Achieving the optimal HbA1c level in patients with T2D is the main target for physicians when choosing glucose-lowering therapies [29]. HbA1c is generated by the exposure of overall blood profiles for the long term, which does not necessarily reflect daily plasma glucose variations over the entire day [30, 31]. CGM provides a unique opportunity to examine the 24-h glucose glycemic excursions in patients with T2D, which might be the best tool to determine the overall blood glucose profiles [4]. Intensive insulin therapy has been used to treat patients with T2D in China [7]. Intensive insulin therapy consists of CSII using an insulin pump and multiple daily injections (MDIs) [32]. Some patients with longstanding type 2 diabetes mellitus respond well to intensive treatment [33] and are able to maintain euglycemia with minimal treatment for a long period [34]. Indeed, patients’ response to intensive insulin therapy is quite variable, mirroring the heterogeneity of diabetes [33]. Reports have highlighted the importance of hypoglycemia in intensive insulin therapy compared with conventional therapy with or without the use of an insulin pump [13].

Why male patients had a higher incidence of hypoglycemia during intensive insulin therapy is not known. However, this highlights that more careful blood glucose monitoring may be necessary in patients receiving intensive insulin therapy, especially males, to prevent the occurrence of hypoglycemia. The number of older patients with diabetes started on intensive insulin treatment has been increasing in recent years [35]. This has mainly been in T1D. Very few studies have used CSII in older patients with T2D. A relatively large study did highlight the increased risk of hypoglycemia in the older patients [16, 17]. We further demonstrated that male patients were prone to having hypoglycemia monitored by CGM during intensive insulin therapy [4]. In this study, the men and women had the similar ages, courses of disease, BMIs, waistlines, waist-to-hip ratios and HbA1c values. We could not exclude that other factors might affect the insulin doses in patients with T2D in maintaining glycemic control, such as the age, course of T2D, BMI, HbA1c, waistline, waist-to-hip ratio, HOMA-B, HOMA-IR and Mastuda Index. However, multivariate analysis, controlling for all the above-mentioned factors, showed that gender still was an independent factor affecting the incidence of hypoglycemia between the two groups.

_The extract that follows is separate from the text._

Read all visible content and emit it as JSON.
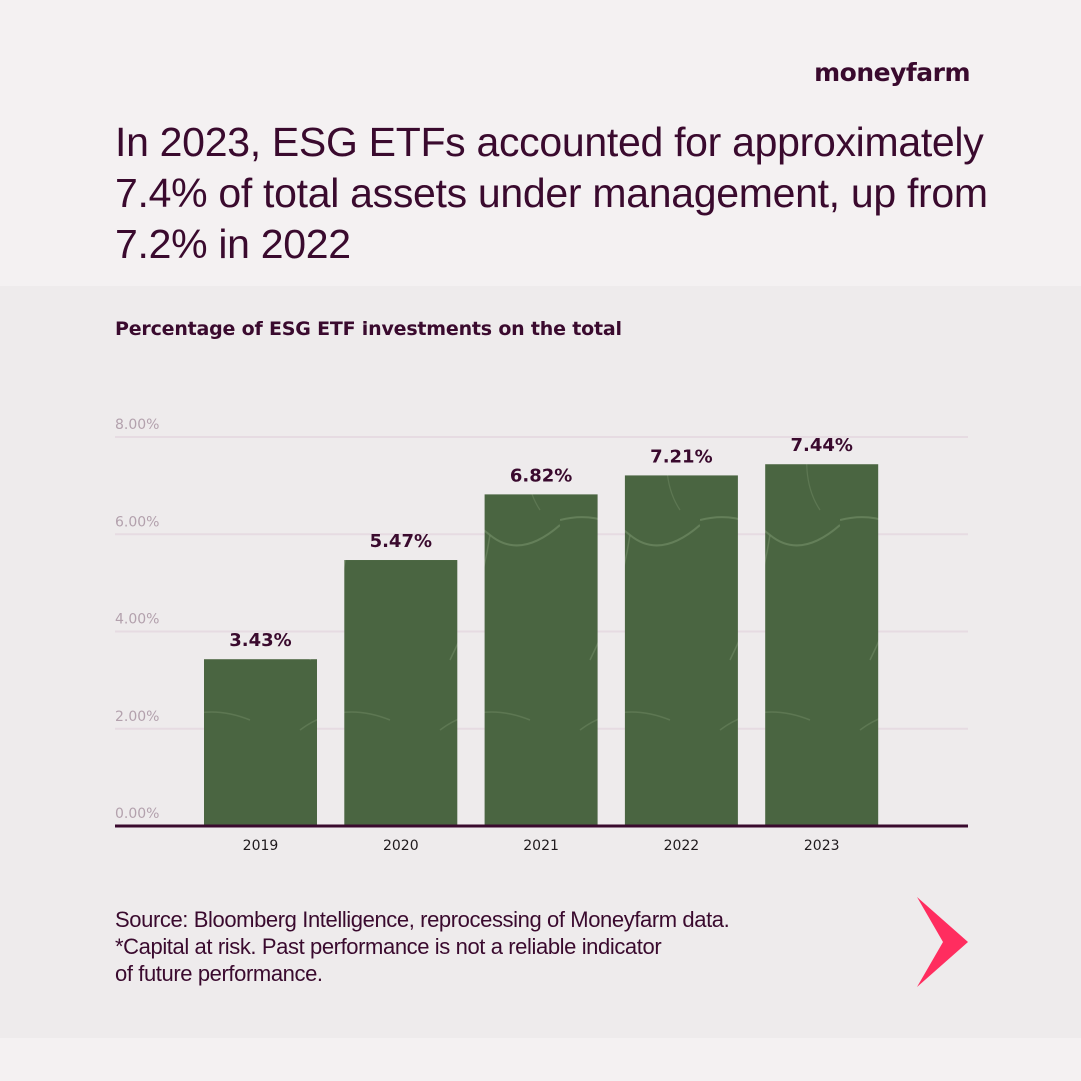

Our data indicated that, as expected, male and female patients had similar pancreatic β cell function (HOMA-B). In this study, the BMI of the recruited patients was relatively low (24.37 ± 4.69 kg/m2). This was in agreement with Ntuk et al. who reported that Chinese women with BMI 24.0 kg/m2 and Chinese men with BMI 26.0 kg/m2 have equivalent prevalences of diabetes at BMI 30 kg/m2 as white participants [36]. Interestingly, female patients had an insignificant increase in BMI compared with male patients in this study. Thus, we inferred the trend of a decrease in body weight might be the reason for the increased insulin sensitivity, because body fat weight is associated with a decreased Matsuda Index and increased HOMA-IR [28]. The increased insulin sensitivity in male patients compared with female patients indicated that the body fat weight might be related to the Matsuda Index and HOMA-IR. Future studies are needed to identify the differences in insulin resistance between male and female patients.

Our study has other limitations. First, the study only observed a single city in Northern China, and the situation might not be the same in other cities. Second, the sample size was relatively small. Third, our observations were not carried out for a long time period.

Conclusions

In conclusion, our data suggested that male patients with T2D required lower insulin doses to maintain glycemic control. Our outcome indicated that increased attention should be paid to preventing hypoglycemia in male patients receiving intensive insulin therapy.